6- Permanent coordination with the popular incubator

If you want to know the nature of any state, regardless of what it describes itself, then see its relationship with civil society organizations.

The rule: If you consider it an enemy that must be fought or a competitor that must be contained, then you are facing an authoritarian state or a fake democracy. If you see that it deals with it as a partner and pillar, then know that you are facing a true democratic state.

It is not surprising that the democratic state does not progress in achieving its goals – such as fighting corruption or poverty – except through a real and continuous partnership with civil society organizations, provided that it is free from corruption or from extortion of foreign funding. This means that in order to harden our nascent democracy, all state institutions – from the presidency to the various ministries and municipalities – must have permanent partnership contracts with serious organizations that support them financially and coordinate with them in all areas of common interest.

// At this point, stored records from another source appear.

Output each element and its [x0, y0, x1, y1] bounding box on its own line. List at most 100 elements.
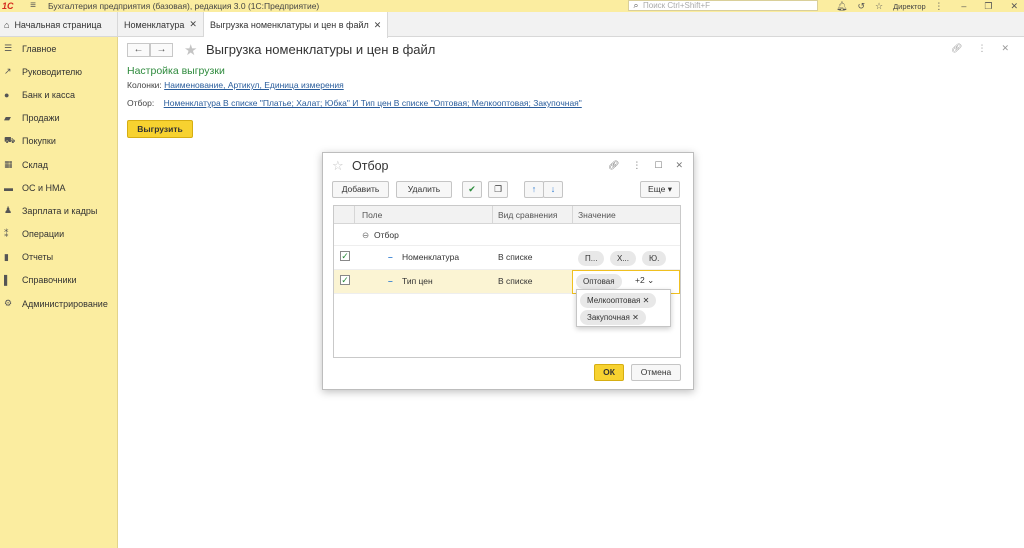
dialog-favorite-icon[interactable]: ☆: [332, 158, 344, 174]
columns-link[interactable]: Наименование, Артикул, Единица измерения: [164, 80, 344, 90]
ok-button[interactable]: ОК: [594, 364, 624, 381]
sidebar-item-references[interactable]: ▌ Справочники: [0, 269, 117, 292]
notifications-icon[interactable]: 🔔︎: [836, 1, 847, 12]
add-button[interactable]: Добавить: [332, 181, 389, 198]
comparison-cell: В списке: [498, 252, 533, 262]
sidebar-item-operations[interactable]: ⁑ Операции: [0, 223, 117, 246]
sidebar-item-warehouse[interactable]: ▦ Склад: [0, 153, 117, 176]
sidebar-item-label: Зарплата и кадры: [22, 205, 98, 216]
collapse-icon[interactable]: ⊖: [362, 230, 369, 241]
value-chip[interactable]: Ю.: [642, 251, 667, 266]
more-menu-button[interactable]: Еще ▾: [640, 181, 680, 198]
columns-label: Колонки:: [127, 80, 162, 90]
sidebar-item-reports[interactable]: ▮ Отчеты: [0, 246, 117, 269]
move-down-icon[interactable]: ↓: [543, 181, 563, 198]
global-search-input[interactable]: ⌕ Поиск Ctrl+Shift+F: [628, 0, 818, 11]
favorites-icon[interactable]: ☆: [875, 1, 883, 12]
sidebar-item-label: Справочники: [22, 275, 77, 286]
close-form-icon[interactable]: ✕: [1001, 43, 1009, 54]
close-icon[interactable]: ✕: [675, 160, 683, 171]
remove-icon[interactable]: ✕: [632, 313, 639, 322]
tab-nomenclature[interactable]: Номенклатура ✕: [118, 12, 204, 37]
value-chip[interactable]: П...: [578, 251, 605, 266]
tab-home-label: Начальная страница: [14, 19, 102, 30]
table-row[interactable]: ✓ – Номенклатура В списке П... Х... Ю.: [334, 246, 680, 270]
maximize-icon[interactable]: ☐: [654, 160, 662, 171]
move-up-icon[interactable]: ↑: [524, 181, 544, 198]
more-actions-icon[interactable]: ⋮: [977, 43, 986, 54]
field-cell: Номенклатура: [402, 252, 460, 262]
value-chip[interactable]: Мелкооптовая ✕: [580, 293, 657, 308]
link-icon[interactable]: 🔗︎: [951, 43, 962, 54]
app-title: Бухгалтерия предприятия (базовая), редак…: [48, 1, 320, 11]
filter-label: Отбор:: [127, 98, 155, 108]
value-chip[interactable]: Оптовая: [576, 274, 622, 289]
group-label: Отбор: [374, 230, 399, 240]
sidebar-item-sales[interactable]: ▰ Продажи: [0, 107, 117, 130]
sidebar-item-assets[interactable]: ▬ ОС и НМА: [0, 176, 117, 199]
sidebar-item-main[interactable]: ☰ Главное: [0, 37, 117, 60]
value-chip[interactable]: Х...: [610, 251, 637, 266]
filter-dialog: ☆ Отбор 🔗︎ ⋮ ☐ ✕ Добавить Удалить ✔ ❐ ↑ …: [322, 152, 694, 390]
history-icon[interactable]: ↺: [857, 1, 865, 12]
restore-icon[interactable]: ❐: [984, 1, 992, 12]
menu-icon: ☰: [4, 43, 13, 54]
title-bar: 1С ≡ Бухгалтерия предприятия (базовая), …: [0, 0, 1024, 12]
sidebar-item-label: Отчеты: [22, 252, 54, 263]
forward-button[interactable]: →: [150, 43, 173, 57]
sidebar-item-director[interactable]: ↗ Руководителю: [0, 60, 117, 83]
favorite-star-icon[interactable]: ★: [184, 41, 197, 59]
delete-button[interactable]: Удалить: [396, 181, 452, 198]
settings-title: Настройка выгрузки: [127, 65, 225, 77]
chevron-down-icon: ⌄: [647, 275, 655, 285]
sidebar-item-label: Покупки: [22, 136, 56, 147]
sidebar-item-label: Администрирование: [22, 298, 108, 309]
back-button[interactable]: ←: [127, 43, 150, 57]
truck-icon: ▬: [4, 182, 13, 193]
column-value: Значение: [578, 210, 616, 220]
comparison-cell: В списке: [498, 276, 533, 286]
remove-icon[interactable]: ✕: [643, 296, 650, 305]
close-icon[interactable]: ✕: [1010, 1, 1018, 12]
copy-icon[interactable]: ❐: [488, 181, 508, 198]
row-checkbox[interactable]: ✓: [340, 251, 350, 261]
more-values-toggle[interactable]: +2 ⌄: [635, 275, 654, 286]
link-icon[interactable]: 🔗︎: [608, 160, 619, 171]
gear-icon: ⚙: [4, 298, 13, 309]
chart-icon: ↗: [4, 66, 12, 77]
current-user[interactable]: Директор: [893, 2, 926, 11]
main-menu-icon[interactable]: ≡: [24, 0, 42, 12]
person-icon: ♟: [4, 205, 13, 216]
column-comparison: Вид сравнения: [498, 210, 558, 220]
sidebar-item-salary[interactable]: ♟ Зарплата и кадры: [0, 199, 117, 222]
sidebar-item-label: ОС и НМА: [22, 182, 66, 193]
more-icon[interactable]: ⋮: [934, 1, 943, 12]
app-logo: 1С: [2, 1, 14, 11]
bar-chart-icon: ▮: [4, 251, 9, 262]
sidebar-item-label: Руководителю: [22, 66, 83, 77]
export-button[interactable]: Выгрузить: [127, 120, 193, 138]
columns-row: Колонки: Наименование, Артикул, Единица …: [127, 80, 344, 90]
check-all-icon[interactable]: ✔: [462, 181, 482, 198]
filter-link[interactable]: Номенклатура В списке "Платье; Халат; Юб…: [164, 98, 582, 108]
sidebar-item-bank[interactable]: ● Банк и касса: [0, 83, 117, 106]
more-actions-icon[interactable]: ⋮: [632, 160, 641, 171]
minimize-icon[interactable]: –: [961, 1, 966, 11]
group-row[interactable]: ⊖ Отбор: [334, 224, 680, 246]
row-checkbox[interactable]: ✓: [340, 275, 350, 285]
values-popup: Мелкооптовая ✕ Закупочная ✕: [576, 289, 671, 327]
tab-bar: ⌂ Начальная страница Номенклатура ✕ Выгр…: [0, 12, 1024, 38]
more-label: Еще: [648, 184, 666, 194]
value-chip[interactable]: Закупочная ✕: [580, 310, 646, 325]
sidebar-item-purchases[interactable]: ⛟ Покупки: [0, 130, 117, 153]
tab-home[interactable]: ⌂ Начальная страница: [0, 12, 118, 37]
page-title: Выгрузка номенклатуры и цен в файл: [206, 42, 436, 57]
tab-export[interactable]: Выгрузка номенклатуры и цен в файл ✕: [203, 12, 389, 38]
book-icon: ▌: [4, 275, 11, 286]
column-field: Поле: [362, 210, 383, 220]
cancel-button[interactable]: Отмена: [631, 364, 681, 381]
close-tab-icon[interactable]: ✕: [374, 20, 382, 31]
sidebar-item-admin[interactable]: ⚙ Администрирование: [0, 292, 117, 315]
close-tab-icon[interactable]: ✕: [189, 19, 197, 30]
operations-icon: ⁑: [4, 228, 9, 239]
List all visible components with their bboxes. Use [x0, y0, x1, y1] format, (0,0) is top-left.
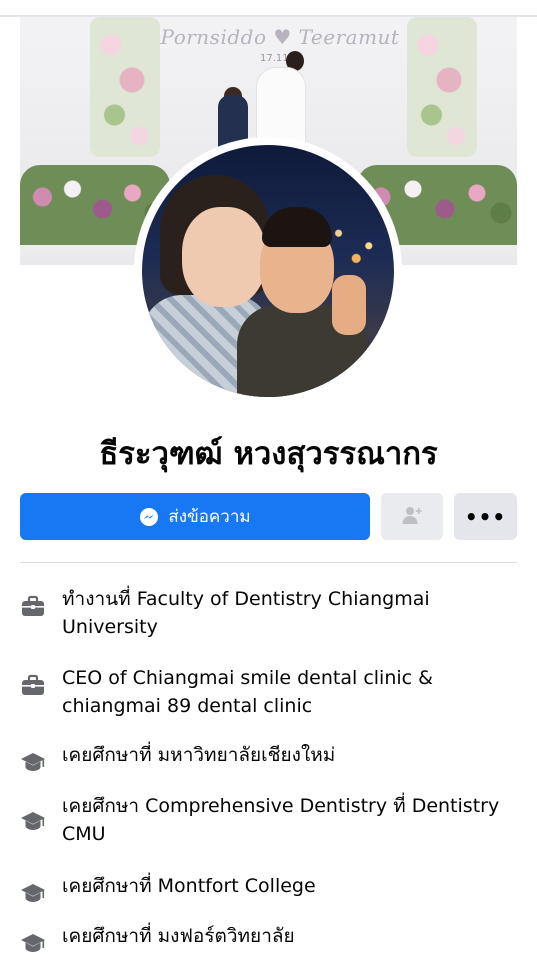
avatar-peace-sign-hand — [332, 275, 366, 335]
profile-picture[interactable] — [142, 145, 394, 397]
info-item-text: เคยศึกษาที่ มหาวิทยาลัยเชียงใหม่ — [62, 744, 336, 766]
cover-photo-date: 17.11 — [260, 53, 289, 64]
graduation-cap-icon — [20, 808, 46, 834]
info-item-text: เคยศึกษาที่ Montfort College — [62, 875, 316, 897]
info-item-education: เคยศึกษาที่ มหาวิทยาลัยเชียงใหม่ — [20, 741, 517, 775]
add-friend-icon — [400, 503, 424, 531]
graduation-cap-icon — [20, 930, 46, 956]
more-options-button[interactable]: ••• — [454, 493, 517, 540]
info-item-education: เคยศึกษาที่ Montfort College — [20, 872, 517, 906]
info-item-education: เคยศึกษา Comprehensive Dentistry ที่ Den… — [20, 792, 517, 848]
send-message-button[interactable]: ส่งข้อความ — [20, 493, 370, 540]
messenger-icon — [139, 507, 159, 527]
briefcase-icon — [20, 593, 46, 619]
info-item-text: เคยศึกษาที่ มงฟอร์ตวิทยาลัย — [62, 925, 295, 947]
graduation-cap-icon — [20, 880, 46, 906]
info-item-work: CEO of Chiangmai smile dental clinic & c… — [20, 664, 517, 720]
add-friend-button[interactable] — [381, 493, 443, 540]
graduation-cap-icon — [20, 749, 46, 775]
cover-flower-arch-right — [407, 17, 477, 157]
profile-name: ธีระวุฑฒ์ หวงสุวรรณากร — [99, 436, 438, 472]
avatar-person-1-face — [182, 207, 266, 307]
section-divider — [20, 562, 517, 563]
send-message-label: ส่งข้อความ — [168, 507, 251, 527]
info-item-text: เคยศึกษา Comprehensive Dentistry ที่ Den… — [62, 795, 500, 845]
info-item-work: ทำงานที่ Faculty of Dentistry Chiangmai … — [20, 585, 517, 641]
info-item-text: ทำงานที่ Faculty of Dentistry Chiangmai … — [62, 588, 430, 638]
cover-photo-caption: Pornsiddo ♥ Teeramut — [160, 25, 400, 49]
avatar-person-2-hair — [262, 207, 332, 247]
info-item-text: CEO of Chiangmai smile dental clinic & c… — [62, 667, 433, 717]
info-item-education: เคยศึกษาที่ มงฟอร์ตวิทยาลัย — [20, 922, 517, 956]
briefcase-icon — [20, 672, 46, 698]
more-options-icon: ••• — [464, 504, 507, 529]
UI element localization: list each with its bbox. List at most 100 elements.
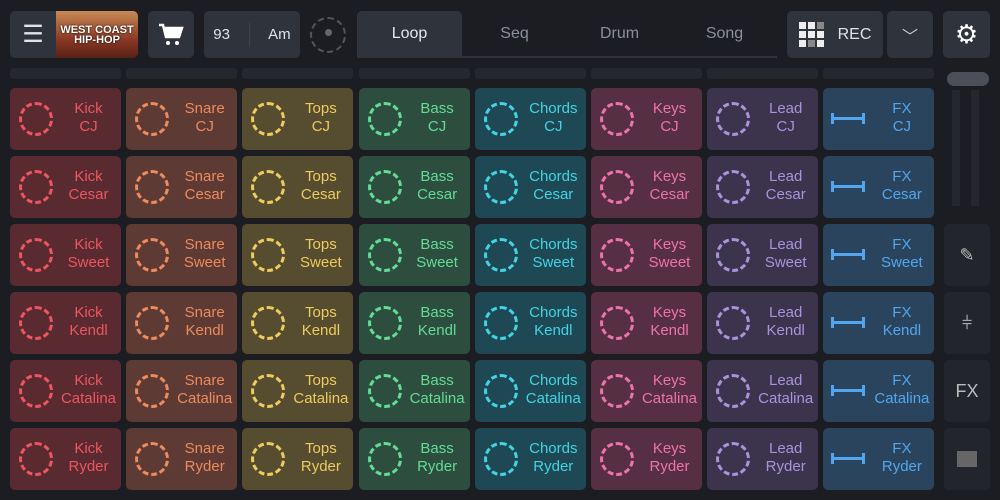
pad-fx-cesar[interactable]: FX Cesar [823,156,935,218]
loop-ring-icon [367,442,402,476]
pad-keys-catalina[interactable]: Keys Catalina [591,360,702,422]
pad-fx-cj[interactable]: FX CJ [823,88,935,150]
loop-ring-icon [716,442,751,476]
tab-seq[interactable]: Seq [462,11,567,56]
column-header[interactable] [707,68,819,79]
pad-chords-sweet[interactable]: Chords Sweet [474,224,586,286]
record-options-button[interactable]: ﹀ [887,11,933,58]
pad-snare-cesar[interactable]: Snare Cesar [126,156,238,218]
column-header[interactable] [358,68,470,79]
pad-lead-cesar[interactable]: Lead Cesar [707,156,819,218]
pad-variation: Ryder [68,458,109,475]
stop-button[interactable] [944,428,990,490]
pad-tops-catalina[interactable]: Tops Catalina [242,360,354,422]
column-header[interactable] [823,68,935,79]
pad-keys-cj[interactable]: Keys CJ [591,88,702,150]
pad-tops-cj[interactable]: Tops CJ [242,88,354,150]
tab-loop[interactable]: Loop [357,11,462,56]
pad-instrument: Bass [420,440,454,457]
pad-bass-ryder[interactable]: Bass Ryder [358,428,470,490]
pad-label: Tops Catalina [288,372,353,408]
pad-kick-sweet[interactable]: Kick Sweet [10,224,121,286]
pad-snare-kendl[interactable]: Snare Kendl [126,292,238,354]
pad-kick-cj[interactable]: Kick CJ [10,88,121,150]
pad-chords-ryder[interactable]: Chords Ryder [474,428,586,490]
slider-track [952,90,960,206]
pad-instrument: Chords [529,440,578,457]
pad-bass-cesar[interactable]: Bass Cesar [358,156,470,218]
pad-lead-ryder[interactable]: Lead Ryder [707,428,819,490]
pad-label: Tops CJ [288,100,353,136]
pad-fx-catalina[interactable]: FX Catalina [823,360,935,422]
pad-keys-cesar[interactable]: Keys Cesar [591,156,702,218]
pad-instrument: Kick [74,440,103,457]
volume-slider-handle[interactable] [947,72,989,86]
slider-track [971,90,979,206]
loop-ring-icon [716,306,751,340]
pad-tops-cesar[interactable]: Tops Cesar [242,156,354,218]
pad-variation: Ryder [649,458,690,475]
pad-bass-kendl[interactable]: Bass Kendl [358,292,470,354]
tempo-key-button[interactable]: 93 Am [204,11,300,58]
pad-lead-sweet[interactable]: Lead Sweet [707,224,819,286]
pad-variation: Ryder [300,458,341,475]
pad-label: Bass CJ [405,100,470,136]
pad-instrument: Chords [529,372,578,389]
pad-tops-ryder[interactable]: Tops Ryder [242,428,354,490]
column-header[interactable] [242,68,354,79]
pad-variation: Catalina [60,390,117,407]
loop-ring-icon [367,102,402,136]
pad-tops-kendl[interactable]: Tops Kendl [242,292,354,354]
volume-knob[interactable] [310,17,346,53]
column-header[interactable] [474,68,586,79]
pad-chords-cesar[interactable]: Chords Cesar [474,156,586,218]
edit-button[interactable]: ✎ [944,224,990,286]
column-header[interactable] [591,68,702,79]
pad-lead-cj[interactable]: Lead CJ [707,88,819,150]
pad-fx-kendl[interactable]: FX Kendl [823,292,935,354]
pad-snare-ryder[interactable]: Snare Ryder [126,428,238,490]
fx-button[interactable]: FX [944,360,990,422]
pad-keys-kendl[interactable]: Keys Kendl [591,292,702,354]
pad-label: Keys Sweet [637,236,702,272]
pad-bass-sweet[interactable]: Bass Sweet [358,224,470,286]
pad-variation: Kendl [766,322,805,339]
pad-chords-kendl[interactable]: Chords Kendl [474,292,586,354]
pad-bass-catalina[interactable]: Bass Catalina [358,360,470,422]
pad-keys-sweet[interactable]: Keys Sweet [591,224,702,286]
mixer-button[interactable]: ⫩ [944,292,990,354]
pad-instrument: Snare [184,440,225,457]
pad-label: FX Sweet [869,236,934,272]
pad-snare-cj[interactable]: Snare CJ [126,88,238,150]
menu-button[interactable]: ☰ [10,11,56,58]
loop-ring-icon [135,170,170,204]
record-button[interactable]: REC [787,11,883,58]
tab-song[interactable]: Song [672,11,777,56]
column-header[interactable] [10,68,121,79]
pad-lead-kendl[interactable]: Lead Kendl [707,292,819,354]
pad-kick-cesar[interactable]: Kick Cesar [10,156,121,218]
pad-instrument: Bass [420,304,454,321]
pad-snare-sweet[interactable]: Snare Sweet [126,224,238,286]
pad-kick-kendl[interactable]: Kick Kendl [10,292,121,354]
column-header[interactable] [126,68,238,79]
pad-snare-catalina[interactable]: Snare Catalina [126,360,238,422]
pad-kick-ryder[interactable]: Kick Ryder [10,428,121,490]
pad-instrument: Lead [769,236,803,253]
pad-fx-ryder[interactable]: FX Ryder [823,428,935,490]
settings-button[interactable]: ⚙ [943,11,990,58]
tab-drum[interactable]: Drum [567,11,672,56]
pad-label: Lead Ryder [753,440,818,476]
pad-kick-catalina[interactable]: Kick Catalina [10,360,121,422]
pad-chords-cj[interactable]: Chords CJ [474,88,586,150]
pad-variation: Kendl [69,322,108,339]
shop-button[interactable] [148,11,194,58]
pad-keys-ryder[interactable]: Keys Ryder [591,428,702,490]
pad-bass-cj[interactable]: Bass CJ [358,88,470,150]
pad-lead-catalina[interactable]: Lead Catalina [707,360,819,422]
sound-pack-cover[interactable]: WEST COAST HIP-HOP [56,11,138,58]
pad-chords-catalina[interactable]: Chords Catalina [474,360,586,422]
pad-variation: Sweet [416,254,458,271]
pad-fx-sweet[interactable]: FX Sweet [823,224,935,286]
pad-tops-sweet[interactable]: Tops Sweet [242,224,354,286]
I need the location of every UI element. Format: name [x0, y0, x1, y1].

7- Establish and maintain continuous monitoring mechanisms

Just as no body is permanently immune to viruses, and just as viruses adapt to always find an outlet to cells to destroy them, so we must consider our democratic system – no matter what reforms we introduce to it – constantly threatened, from within it by opportunists and outside it by tyrants.

Therefore, it is imperative that we find a body to monitor his health and suggest means of treatment and prevention before it is too late.

This body should be made up of those who know well the system, and are outside it, such as former presidents or senior judges, media professionals, academics and retired clerics. They must be given legal status, and work possibilities to monitor the mechanisms and institutions of the democratic system, track cracks and monitor dangers. So that its annual reports do not end in forgotten shelves, and the authority must be granted to the people in their annual evaluation, the founding law must also give them the right to present draft laws directly to Parliament, to avoid shortcomings and avoid the dangers identified.

With such rules and reviewing them periodically in light of what experience does with it, we can hope for a long-lived democracy, as we hope for a young body with a long life if it has the most conditions of health, most of which are conditions for the ability to resist diseases and dangers, which leave no being of flesh or blood, or An institution of ideas and values ​​that is safe from the trials and tests of life.